Ja, der Sport hat sich radikal verändert. Doch was soll’s. Die Liebe bleibt. Ist aber gefährdet, denn dieser Sport speist sich aus Verklärung, Erinnerung, Gemeinschaft und dem Grundprinzip: „Alles kann passieren in diesen zweimal 45 Minuten.“ Das ist das Mantra des Spiels und fußt darauf, dass Bangen und Hoffen immer noch ein sehr demokratischer Prozess sind.
„Wir lieben den Fußball nicht weil, sondern obwohl er so ist“
Insofern ist die Show „Zeiglers wunderbare Welt des Fußballs“ mit dem schönen Programmtitel „Immer Glück ist Können“ – einer Aussage des ehemaligen Bundesligaspielers und Trainers Hermann Gerland – der liebevolle Appell, den ganzen von Geldgier, TV-Rechten und Korruption verseuchten Sport durchaus kritisch wahrzunehmen, aber sich die Liebe dennoch zu erhalten.

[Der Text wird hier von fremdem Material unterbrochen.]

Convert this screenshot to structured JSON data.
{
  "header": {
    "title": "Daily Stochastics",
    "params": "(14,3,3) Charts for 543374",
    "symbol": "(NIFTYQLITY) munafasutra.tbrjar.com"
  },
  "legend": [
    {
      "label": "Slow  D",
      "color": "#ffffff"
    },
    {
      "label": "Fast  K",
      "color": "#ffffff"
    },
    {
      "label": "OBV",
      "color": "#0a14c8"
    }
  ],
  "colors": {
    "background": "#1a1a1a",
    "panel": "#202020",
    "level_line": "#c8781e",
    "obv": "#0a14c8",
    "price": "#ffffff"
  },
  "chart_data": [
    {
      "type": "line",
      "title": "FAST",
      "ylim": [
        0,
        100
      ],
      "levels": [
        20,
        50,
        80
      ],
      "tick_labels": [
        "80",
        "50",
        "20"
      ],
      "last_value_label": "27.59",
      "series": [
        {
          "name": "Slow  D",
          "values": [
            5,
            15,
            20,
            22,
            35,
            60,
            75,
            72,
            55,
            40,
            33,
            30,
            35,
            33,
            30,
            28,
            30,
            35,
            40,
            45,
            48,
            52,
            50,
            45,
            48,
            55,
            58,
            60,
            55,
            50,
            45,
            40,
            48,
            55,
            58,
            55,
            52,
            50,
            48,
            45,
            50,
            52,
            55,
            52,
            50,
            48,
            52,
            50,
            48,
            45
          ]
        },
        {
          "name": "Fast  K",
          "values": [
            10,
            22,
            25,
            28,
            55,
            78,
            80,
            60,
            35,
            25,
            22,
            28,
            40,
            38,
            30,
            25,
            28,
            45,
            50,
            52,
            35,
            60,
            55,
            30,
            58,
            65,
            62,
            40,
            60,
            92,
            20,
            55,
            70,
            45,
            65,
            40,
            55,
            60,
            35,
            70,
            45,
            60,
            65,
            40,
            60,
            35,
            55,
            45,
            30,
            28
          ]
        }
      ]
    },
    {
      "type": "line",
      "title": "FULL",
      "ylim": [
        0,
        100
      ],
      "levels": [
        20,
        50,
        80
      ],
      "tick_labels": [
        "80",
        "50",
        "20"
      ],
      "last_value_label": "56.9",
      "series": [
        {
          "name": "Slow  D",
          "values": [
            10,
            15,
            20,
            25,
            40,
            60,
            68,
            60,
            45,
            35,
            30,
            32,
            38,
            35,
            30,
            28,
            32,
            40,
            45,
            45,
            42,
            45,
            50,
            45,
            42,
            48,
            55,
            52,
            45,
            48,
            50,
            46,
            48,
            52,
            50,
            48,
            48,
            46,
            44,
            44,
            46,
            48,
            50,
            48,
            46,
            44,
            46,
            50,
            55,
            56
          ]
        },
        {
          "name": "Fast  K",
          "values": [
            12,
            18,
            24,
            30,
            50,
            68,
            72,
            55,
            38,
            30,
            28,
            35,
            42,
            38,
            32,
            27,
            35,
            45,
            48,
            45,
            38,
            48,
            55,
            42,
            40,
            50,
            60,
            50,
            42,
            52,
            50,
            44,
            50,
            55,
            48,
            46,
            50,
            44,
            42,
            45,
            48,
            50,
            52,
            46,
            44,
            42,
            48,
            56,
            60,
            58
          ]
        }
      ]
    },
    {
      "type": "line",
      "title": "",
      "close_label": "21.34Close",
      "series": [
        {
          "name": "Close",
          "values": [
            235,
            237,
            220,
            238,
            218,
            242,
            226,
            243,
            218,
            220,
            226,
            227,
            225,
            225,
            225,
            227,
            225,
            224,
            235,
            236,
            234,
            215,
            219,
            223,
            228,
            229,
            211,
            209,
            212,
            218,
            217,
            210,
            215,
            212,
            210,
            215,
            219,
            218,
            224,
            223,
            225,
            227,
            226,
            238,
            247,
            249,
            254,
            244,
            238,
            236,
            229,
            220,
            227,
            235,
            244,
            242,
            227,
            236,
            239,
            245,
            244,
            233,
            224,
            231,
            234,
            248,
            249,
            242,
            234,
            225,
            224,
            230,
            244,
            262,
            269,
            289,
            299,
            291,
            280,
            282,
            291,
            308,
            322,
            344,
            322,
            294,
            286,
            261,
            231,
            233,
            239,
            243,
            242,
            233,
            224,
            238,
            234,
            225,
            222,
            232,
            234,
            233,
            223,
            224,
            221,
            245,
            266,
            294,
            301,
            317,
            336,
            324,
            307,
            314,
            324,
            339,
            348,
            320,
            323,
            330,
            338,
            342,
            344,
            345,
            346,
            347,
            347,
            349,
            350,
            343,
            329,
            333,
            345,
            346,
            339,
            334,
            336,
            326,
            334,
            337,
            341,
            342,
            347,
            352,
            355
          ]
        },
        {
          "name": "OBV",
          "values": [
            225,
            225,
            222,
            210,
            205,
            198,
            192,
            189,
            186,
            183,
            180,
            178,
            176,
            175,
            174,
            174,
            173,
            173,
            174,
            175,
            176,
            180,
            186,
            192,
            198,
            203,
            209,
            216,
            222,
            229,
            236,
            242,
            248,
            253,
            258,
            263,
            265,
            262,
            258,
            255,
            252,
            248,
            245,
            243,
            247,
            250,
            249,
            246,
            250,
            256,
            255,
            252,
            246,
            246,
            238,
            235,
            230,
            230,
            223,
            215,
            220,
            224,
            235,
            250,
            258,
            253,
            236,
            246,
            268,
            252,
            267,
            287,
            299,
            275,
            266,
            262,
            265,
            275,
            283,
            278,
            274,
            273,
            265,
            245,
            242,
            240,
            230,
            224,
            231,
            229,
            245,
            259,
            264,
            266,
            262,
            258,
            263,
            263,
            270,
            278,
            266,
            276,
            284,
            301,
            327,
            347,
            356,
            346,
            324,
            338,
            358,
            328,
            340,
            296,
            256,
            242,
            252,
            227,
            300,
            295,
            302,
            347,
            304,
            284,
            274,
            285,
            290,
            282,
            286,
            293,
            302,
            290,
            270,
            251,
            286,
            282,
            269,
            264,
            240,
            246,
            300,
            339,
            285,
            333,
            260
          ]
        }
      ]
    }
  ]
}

„Wir lieben den Fußball nicht weil, sondern obwohl er so ist“, erklärt der in Bremen geborene 60-jährige Zeigler, dessen kleine Fußballshow jeden Sonntagabend im WDR aus den Tiefen des Nachtprogramms empor krabbelt, mittlerweile bereits ab 22.15 Uhr live gesendet wird und sich in 18 Jahren eine große Fangemeinde erobert hat. Zeigler sendet live aus seiner Wohnung, hält satirisch, ironisch Fußball-Nachlese und präsentiert all die rhetorischen Irrsinnssprüche von Trainern, Spielern und Kommentatoren. Stilblüten zum Niederknien, die sich längst versendet hätten, wären da nicht das kleine Redaktionsteam und das unerschöpfliche WDR-Archiv, die den Zeitenwandel von Lattek bis Nagelsmann aufzeigen.
Auf der Bühne steht da auch der Nachbau des legendären, mit allerlei Fanutensilien bestückten TV-Schreibtischs, von dem aus Zeigler bis in die Niederungen der dritten Liga und Kreisklasse mittels Videoleinwand-Clips Skurriles und zum Brüllen Komisches zeigt. Zitate, wie Bobby Robsons Aussage „Ich sage nur zwei Worte zu dem Spiel: Nicht gut genug“, oder großartige Versprecher wie „Außenrastpiss“ statt „Außenrisspass“ hagelt es zuhauf.
Nostalgische Rückschau und Irres, wie der Einspieler einer Dampflok, die tatsächlich vor der Tribüne eines slowakischen drittklassigen Vereins planmäßig vorbeifährt, lösen sich ab mit der Aussage Jean-Paul Sartres, dass sich beim Fußball alles durch die Anwesenheit der gegnerischen Mannschaft verkompliziere, und beweisen die wahre Tiefe des Sportes.
„Wir alle glauben gelegentlich, dass wir den Job besser können als der Trainer“ fügt Zeigler in diesem herrlichen Kaleidoskop an, das den Sport zu keiner Sekunde verrät, sondern bewahren will. Shampoo, pardon, Chapeau, Herr Zeigler.